Kadiv Hubungan Internasional Polri Irjen Krishna Murthy mengatakan, operasi dari wilayah Mekong Besar ini sudah direncanakan dan dilatih dengan baik.
“Sebagian besar pelakunya adalah pelakunya karena ini adalah kejahatan terorganisir transnasional, sebuah kelompok kejahatan terorganisir yang menjalankan perjudian ini dari wilayah Mekong. Wilayah Mekong adalah Kamboja, Laos, dan Myanmar,” kata Krishna dalam siaran persnya. wawancara, Jumat (21/6/2024).
Tak hanya di Indonesia, Krishna mengatakan perjudian online juga menjadi masalah, khususnya di negara-negara Asia Tenggara.
Bahkan, Krishna mengaku sudah merasakan dampaknya di Tiongkok.
Krishna mencontohkan, praktik perjudian online semakin populer pascapandemi COVID-19 yang melanda dunia. Saat ini, penjudi di Greater Mekong mengalami pembatasan mobilitas.
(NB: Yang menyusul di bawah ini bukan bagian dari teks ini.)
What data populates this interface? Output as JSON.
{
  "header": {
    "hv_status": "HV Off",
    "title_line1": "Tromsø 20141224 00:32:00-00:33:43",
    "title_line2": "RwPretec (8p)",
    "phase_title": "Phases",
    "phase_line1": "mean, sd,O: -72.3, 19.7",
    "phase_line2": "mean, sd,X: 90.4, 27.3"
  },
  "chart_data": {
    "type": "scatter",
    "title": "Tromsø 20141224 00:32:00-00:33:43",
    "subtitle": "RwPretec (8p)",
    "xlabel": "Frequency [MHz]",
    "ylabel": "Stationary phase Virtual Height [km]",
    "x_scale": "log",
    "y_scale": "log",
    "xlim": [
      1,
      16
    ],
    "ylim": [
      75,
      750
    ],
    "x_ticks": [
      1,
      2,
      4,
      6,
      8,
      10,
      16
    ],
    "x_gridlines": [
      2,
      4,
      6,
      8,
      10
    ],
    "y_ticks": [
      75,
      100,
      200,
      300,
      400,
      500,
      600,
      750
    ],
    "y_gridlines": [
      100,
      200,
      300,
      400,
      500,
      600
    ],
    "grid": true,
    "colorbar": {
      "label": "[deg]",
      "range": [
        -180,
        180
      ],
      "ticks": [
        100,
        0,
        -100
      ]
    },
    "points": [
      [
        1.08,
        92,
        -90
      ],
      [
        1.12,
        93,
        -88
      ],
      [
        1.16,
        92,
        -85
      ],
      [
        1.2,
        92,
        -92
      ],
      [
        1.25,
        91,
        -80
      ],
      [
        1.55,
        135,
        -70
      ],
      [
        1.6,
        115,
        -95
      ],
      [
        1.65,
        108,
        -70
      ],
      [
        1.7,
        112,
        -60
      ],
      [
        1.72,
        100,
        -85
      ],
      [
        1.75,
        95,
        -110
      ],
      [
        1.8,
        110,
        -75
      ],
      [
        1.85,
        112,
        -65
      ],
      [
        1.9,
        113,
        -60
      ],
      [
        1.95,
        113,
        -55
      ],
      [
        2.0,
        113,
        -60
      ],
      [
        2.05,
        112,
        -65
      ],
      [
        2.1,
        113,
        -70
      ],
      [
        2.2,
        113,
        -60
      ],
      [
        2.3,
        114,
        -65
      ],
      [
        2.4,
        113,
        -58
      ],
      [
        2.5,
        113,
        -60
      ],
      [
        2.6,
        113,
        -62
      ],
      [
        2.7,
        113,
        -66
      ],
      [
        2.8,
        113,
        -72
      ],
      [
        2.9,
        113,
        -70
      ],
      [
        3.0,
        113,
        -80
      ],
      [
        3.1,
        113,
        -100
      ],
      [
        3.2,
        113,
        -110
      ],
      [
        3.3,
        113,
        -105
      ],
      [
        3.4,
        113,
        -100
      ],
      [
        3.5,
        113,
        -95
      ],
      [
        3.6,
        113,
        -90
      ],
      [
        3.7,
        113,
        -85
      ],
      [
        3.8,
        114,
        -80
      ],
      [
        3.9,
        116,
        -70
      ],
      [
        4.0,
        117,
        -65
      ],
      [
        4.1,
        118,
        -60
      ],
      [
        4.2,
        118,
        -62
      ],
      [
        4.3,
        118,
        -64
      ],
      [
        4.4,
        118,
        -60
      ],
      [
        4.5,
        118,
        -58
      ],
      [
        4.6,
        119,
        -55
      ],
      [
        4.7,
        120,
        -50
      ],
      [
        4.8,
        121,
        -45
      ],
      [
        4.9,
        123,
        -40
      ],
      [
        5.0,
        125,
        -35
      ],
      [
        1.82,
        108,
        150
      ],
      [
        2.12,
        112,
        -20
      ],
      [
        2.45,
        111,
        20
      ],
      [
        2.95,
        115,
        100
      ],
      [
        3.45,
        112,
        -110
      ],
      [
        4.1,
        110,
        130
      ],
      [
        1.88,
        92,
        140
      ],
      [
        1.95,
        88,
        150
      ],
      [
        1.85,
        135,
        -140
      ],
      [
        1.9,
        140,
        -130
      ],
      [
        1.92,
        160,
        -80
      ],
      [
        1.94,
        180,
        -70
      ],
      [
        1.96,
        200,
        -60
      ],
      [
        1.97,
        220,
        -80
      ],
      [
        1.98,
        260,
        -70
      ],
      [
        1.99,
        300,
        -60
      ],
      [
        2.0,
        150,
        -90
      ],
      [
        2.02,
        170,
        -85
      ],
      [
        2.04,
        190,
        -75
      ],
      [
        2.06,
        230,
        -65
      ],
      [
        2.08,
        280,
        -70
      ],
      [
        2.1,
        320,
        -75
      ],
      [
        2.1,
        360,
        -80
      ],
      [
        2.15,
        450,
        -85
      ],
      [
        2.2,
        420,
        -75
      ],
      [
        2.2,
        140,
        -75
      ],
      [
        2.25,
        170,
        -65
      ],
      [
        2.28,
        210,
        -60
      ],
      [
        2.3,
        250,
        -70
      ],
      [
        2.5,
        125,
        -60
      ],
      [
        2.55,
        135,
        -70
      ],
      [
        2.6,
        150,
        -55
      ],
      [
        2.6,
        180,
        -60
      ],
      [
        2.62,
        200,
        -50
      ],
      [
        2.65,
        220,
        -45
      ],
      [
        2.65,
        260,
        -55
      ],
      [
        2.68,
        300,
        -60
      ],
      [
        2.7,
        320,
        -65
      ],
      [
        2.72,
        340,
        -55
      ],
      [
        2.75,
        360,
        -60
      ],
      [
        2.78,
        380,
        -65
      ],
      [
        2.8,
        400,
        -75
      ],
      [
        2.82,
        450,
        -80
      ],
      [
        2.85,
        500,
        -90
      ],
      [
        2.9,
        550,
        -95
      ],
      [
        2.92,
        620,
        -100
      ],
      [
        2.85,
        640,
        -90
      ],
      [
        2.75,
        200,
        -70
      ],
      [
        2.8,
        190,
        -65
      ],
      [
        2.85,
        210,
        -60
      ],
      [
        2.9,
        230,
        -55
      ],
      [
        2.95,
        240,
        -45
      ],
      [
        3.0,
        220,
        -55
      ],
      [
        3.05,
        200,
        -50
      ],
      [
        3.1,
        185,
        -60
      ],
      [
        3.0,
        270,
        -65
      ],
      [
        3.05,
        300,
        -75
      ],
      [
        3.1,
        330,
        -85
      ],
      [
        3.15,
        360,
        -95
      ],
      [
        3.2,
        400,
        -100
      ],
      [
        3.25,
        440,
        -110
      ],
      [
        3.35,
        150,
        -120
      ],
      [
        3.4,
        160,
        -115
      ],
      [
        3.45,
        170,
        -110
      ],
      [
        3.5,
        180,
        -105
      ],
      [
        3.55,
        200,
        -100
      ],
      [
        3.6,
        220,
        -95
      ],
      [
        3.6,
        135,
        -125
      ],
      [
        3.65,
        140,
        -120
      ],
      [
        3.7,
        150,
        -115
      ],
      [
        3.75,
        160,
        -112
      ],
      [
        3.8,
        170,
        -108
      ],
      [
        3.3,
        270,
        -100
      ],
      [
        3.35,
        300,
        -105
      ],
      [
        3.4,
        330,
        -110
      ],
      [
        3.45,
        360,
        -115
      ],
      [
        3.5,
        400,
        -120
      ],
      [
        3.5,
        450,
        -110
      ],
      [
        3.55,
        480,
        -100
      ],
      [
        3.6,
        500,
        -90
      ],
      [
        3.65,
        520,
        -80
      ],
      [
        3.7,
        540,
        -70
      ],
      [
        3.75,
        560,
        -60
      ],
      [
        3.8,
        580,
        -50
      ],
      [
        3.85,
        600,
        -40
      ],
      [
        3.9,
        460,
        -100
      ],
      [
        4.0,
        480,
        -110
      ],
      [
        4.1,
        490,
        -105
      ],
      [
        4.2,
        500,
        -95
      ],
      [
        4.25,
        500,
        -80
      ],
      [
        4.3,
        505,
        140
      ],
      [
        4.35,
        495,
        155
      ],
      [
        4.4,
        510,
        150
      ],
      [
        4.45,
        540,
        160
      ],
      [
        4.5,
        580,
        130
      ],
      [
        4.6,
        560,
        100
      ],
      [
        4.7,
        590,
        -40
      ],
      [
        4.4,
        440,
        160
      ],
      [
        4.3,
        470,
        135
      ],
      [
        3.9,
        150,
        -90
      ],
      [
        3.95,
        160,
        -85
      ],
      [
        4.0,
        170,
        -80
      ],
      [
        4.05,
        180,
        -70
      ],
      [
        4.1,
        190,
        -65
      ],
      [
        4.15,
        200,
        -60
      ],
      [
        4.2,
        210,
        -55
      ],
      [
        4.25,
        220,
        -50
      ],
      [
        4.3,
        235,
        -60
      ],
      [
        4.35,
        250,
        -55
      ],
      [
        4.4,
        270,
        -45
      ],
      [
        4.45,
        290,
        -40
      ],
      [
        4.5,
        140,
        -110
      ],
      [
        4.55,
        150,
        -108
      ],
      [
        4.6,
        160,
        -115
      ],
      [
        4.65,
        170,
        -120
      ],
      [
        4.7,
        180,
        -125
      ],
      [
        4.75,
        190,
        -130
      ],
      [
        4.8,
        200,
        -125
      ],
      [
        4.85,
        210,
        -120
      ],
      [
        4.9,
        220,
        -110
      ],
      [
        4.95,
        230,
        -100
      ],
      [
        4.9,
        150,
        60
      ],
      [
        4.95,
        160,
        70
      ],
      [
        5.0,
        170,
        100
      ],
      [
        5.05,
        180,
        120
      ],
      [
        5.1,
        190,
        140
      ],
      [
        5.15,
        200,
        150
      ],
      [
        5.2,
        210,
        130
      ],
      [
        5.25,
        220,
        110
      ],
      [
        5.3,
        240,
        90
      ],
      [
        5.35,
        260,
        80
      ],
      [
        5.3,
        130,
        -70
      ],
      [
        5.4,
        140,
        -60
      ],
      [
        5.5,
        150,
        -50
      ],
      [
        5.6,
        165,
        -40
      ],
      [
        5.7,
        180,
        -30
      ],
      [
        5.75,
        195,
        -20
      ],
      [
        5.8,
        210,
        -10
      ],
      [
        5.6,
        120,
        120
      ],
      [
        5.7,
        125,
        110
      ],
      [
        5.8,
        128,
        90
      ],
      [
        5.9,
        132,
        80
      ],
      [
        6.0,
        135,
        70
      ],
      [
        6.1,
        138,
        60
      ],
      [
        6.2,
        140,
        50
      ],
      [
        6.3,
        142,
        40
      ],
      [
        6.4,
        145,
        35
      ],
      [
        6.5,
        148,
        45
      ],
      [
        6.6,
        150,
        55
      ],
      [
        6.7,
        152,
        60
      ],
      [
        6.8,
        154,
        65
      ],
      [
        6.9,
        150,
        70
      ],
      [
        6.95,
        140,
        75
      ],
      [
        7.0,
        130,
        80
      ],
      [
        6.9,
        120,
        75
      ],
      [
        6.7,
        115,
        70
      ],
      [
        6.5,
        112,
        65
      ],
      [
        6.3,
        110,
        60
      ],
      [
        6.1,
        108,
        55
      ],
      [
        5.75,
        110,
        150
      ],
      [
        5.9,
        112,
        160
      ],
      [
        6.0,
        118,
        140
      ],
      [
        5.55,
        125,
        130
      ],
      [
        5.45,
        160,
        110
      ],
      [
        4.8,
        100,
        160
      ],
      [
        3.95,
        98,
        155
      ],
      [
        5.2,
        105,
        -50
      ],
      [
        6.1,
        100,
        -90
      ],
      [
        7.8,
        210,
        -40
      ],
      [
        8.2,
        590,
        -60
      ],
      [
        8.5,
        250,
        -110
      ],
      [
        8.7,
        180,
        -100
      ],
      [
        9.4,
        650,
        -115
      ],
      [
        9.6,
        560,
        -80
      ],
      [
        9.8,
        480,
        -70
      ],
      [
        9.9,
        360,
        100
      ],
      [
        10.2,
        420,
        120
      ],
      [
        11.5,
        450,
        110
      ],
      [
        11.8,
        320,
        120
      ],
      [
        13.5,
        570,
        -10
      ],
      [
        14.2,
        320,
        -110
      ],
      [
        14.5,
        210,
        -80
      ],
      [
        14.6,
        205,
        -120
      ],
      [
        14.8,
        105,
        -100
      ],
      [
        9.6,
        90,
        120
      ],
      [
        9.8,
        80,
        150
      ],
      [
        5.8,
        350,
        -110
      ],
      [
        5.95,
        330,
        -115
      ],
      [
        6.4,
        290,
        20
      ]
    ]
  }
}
“Karena pembatasan lalu lintas, penumpang tidak bisa bermain. Judi online berkembang setelah pandemi covid-19 dan sejak itu perjudian online menyebar ke seluruh negara termasuk Amerika,” ujarnya. Kabareskrim Polri dan Wakil Kepala Satgas Penindakan Harian Satgas Pemberantasan Judi Online Komjen Wahyu Widada serta Kapolda Propam Irjen Syahardiantono dan Kadiv Hubungan Internasional (Kadiv Hubinter) Polri Irjen Krishna Murti berbincang dengan bukti-bukti yang dipaparkan dalam rilis tersebut. pemberantasan Polri Batavia Selatan, Jumat (21/6/2024). Polri berhasil mengungkap tiga kasus perjudian berhalaman depan 1XBET, W88 dan Liga Ciputra dan ditemukan 18 tersangka dalam tiga kasus tersebut. Barang bukti yang dibeberkan tersangka berupa uang tunai Rp4,7 miliar, tiga unit mobil, 114 unit telepon seluler, 96 buku besar, 145 mesin bank, sembilan unit laptop, dan lima buah prangko. Tribunnews/Jeprima (Tribunnews/JEPRIMA)
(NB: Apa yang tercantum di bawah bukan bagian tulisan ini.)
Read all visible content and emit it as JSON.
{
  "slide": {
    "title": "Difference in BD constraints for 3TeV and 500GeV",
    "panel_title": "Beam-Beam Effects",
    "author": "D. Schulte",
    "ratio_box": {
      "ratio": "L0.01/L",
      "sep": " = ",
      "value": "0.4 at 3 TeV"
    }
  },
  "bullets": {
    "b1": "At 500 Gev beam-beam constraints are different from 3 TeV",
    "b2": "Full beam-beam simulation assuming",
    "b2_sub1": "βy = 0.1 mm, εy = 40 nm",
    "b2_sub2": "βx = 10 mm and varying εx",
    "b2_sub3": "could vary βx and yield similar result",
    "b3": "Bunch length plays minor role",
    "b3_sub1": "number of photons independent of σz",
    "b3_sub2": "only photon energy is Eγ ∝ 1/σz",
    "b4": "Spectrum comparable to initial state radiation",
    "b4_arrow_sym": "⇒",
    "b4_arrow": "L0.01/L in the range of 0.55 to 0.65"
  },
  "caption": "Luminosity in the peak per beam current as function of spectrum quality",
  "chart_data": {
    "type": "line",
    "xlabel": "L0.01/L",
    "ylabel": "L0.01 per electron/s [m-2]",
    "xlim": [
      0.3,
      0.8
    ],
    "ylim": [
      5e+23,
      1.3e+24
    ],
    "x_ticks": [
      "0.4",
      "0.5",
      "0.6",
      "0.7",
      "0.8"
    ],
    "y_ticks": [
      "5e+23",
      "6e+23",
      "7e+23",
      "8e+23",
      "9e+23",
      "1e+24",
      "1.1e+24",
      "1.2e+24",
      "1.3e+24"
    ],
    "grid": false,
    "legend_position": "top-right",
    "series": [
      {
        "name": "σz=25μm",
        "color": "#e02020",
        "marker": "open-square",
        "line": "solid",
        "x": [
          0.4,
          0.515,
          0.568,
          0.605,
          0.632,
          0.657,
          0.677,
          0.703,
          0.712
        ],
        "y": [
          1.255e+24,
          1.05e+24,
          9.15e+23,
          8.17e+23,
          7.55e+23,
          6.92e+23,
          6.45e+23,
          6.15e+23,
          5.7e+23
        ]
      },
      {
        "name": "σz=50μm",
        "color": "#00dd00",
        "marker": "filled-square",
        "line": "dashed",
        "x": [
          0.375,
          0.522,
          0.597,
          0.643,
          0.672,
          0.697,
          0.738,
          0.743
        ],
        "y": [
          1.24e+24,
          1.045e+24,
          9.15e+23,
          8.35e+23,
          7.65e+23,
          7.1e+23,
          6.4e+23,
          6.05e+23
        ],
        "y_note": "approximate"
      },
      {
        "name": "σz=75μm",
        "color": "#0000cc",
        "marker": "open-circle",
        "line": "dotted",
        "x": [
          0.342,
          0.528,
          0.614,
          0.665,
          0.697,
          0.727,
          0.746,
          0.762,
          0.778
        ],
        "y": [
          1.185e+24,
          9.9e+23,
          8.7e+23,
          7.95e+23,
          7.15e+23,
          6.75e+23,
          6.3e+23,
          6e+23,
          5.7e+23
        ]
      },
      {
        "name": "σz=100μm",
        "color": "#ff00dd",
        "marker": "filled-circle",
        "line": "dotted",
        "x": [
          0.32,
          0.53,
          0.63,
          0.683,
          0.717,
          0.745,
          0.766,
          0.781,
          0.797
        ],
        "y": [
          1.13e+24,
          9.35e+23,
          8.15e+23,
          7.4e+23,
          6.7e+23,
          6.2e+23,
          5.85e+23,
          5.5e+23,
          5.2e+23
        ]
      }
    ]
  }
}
Brosur Greater Mekong ini mengembangkan bisnisnya dengan mempekerjakan pekerja manusia di negara pasarnya, Indonesia.
“Misalnya kalau mau memperluas perjudian di Indonesia, direkrut orang Indonesia, dikirim ratusan orang, rekrutan Indonesia dikirim ke tiga negara tersebut,” jelas Krishna.
“Saat itu, operator menjalankan operasi yang tentu saja diorganisir oleh kelompok mafia, dan perjudian sudah terkendali.”